2 de janeiro de 2014

O Natal são momentos, o resto é inverno

O Natal são momentos, o resto é inverno. Inverno, manhã de mau tempo, chuva, vento forte, ruas vazias de gente, mar em fúria. Vagas de sete metros, toneladas de água atiradas contra o cimento armado, colunas brancas de espuma e ira, a tocarem as nuvens e a assustarem as gaivotas num voo desordenado e líquido. Solidão e mágoa, o vento vergando os braços longos das palmeiras, a fragilidade de uma silhueta longe e perto, cabelos em desalinho, a face exposta aos salpicos de sal que o vento arrasta, um frio por dentro que não tem medida, a angústia acaba sempre a escorrer-nos dos olhos tristes.

A cidade cresce pela margem do rio acima, ruas estreitas, todas as portas fechadas, nem alimento nem abrigo, só a chuva esgotando-se na corrente das valetas, dia de natal. Há garrafas vazias que a noite solitária deixou espalhadas pelos portais, os corpos dispersaram-se pela alvorada, encharcados no conforto do álcool e na miséria dos dias ainda por chegar. Corpos tisnados nas brasas frias da tragédia, sujos, côncavos, os trapos andrajosos, os olhares parados contra o vazio móvel dos faróis. Que dia ainda tão mais igual aos outros, mais espaço nas ruas para as encruzilhadas que a vida tece.
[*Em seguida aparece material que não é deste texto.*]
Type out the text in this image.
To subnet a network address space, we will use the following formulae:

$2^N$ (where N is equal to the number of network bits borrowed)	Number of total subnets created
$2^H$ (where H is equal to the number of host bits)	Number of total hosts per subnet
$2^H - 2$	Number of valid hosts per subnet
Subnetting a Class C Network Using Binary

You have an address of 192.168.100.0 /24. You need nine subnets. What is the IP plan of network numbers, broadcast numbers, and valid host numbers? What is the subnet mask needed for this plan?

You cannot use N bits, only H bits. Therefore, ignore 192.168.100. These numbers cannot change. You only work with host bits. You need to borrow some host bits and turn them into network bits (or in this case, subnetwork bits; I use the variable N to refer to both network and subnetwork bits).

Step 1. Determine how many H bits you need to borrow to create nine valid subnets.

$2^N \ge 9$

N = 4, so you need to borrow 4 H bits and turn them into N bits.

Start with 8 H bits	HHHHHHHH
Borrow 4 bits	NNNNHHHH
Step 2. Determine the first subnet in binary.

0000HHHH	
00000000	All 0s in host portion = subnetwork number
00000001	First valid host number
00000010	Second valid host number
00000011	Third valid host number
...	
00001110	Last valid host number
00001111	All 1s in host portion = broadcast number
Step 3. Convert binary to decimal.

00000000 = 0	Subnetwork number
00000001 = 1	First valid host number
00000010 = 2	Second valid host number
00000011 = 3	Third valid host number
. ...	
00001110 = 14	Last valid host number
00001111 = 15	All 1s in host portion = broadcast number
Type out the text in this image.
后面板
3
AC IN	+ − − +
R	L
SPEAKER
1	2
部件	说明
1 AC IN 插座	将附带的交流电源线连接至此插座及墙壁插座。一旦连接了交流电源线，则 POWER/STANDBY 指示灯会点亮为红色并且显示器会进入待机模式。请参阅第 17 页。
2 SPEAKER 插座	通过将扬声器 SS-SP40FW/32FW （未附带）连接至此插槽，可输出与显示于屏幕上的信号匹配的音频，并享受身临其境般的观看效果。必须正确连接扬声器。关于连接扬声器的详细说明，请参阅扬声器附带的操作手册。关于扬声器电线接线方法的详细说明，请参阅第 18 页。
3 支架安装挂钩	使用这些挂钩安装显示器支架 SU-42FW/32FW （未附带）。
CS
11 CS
Depois o silêncio absoluto das horas em redor, as ruínas que os anos foram deixando pelos degraus, o cinzento da esperança que não houve, do passado que não é. O futuro é o horizonte metido num buraco que se abre sob os pés, escuro e fundo, chegando ao centro da terra, só cinzas saindo das crateras, soterrando o verde das encostas, enchendo o leito vertiginoso dos ribeiros de montanha. Engrossando rios de águas barrentas soltando-se das margens, alagando terra firme, arrastando desejos e fortuna para o mar alto. Onde moram todos os naufrágios!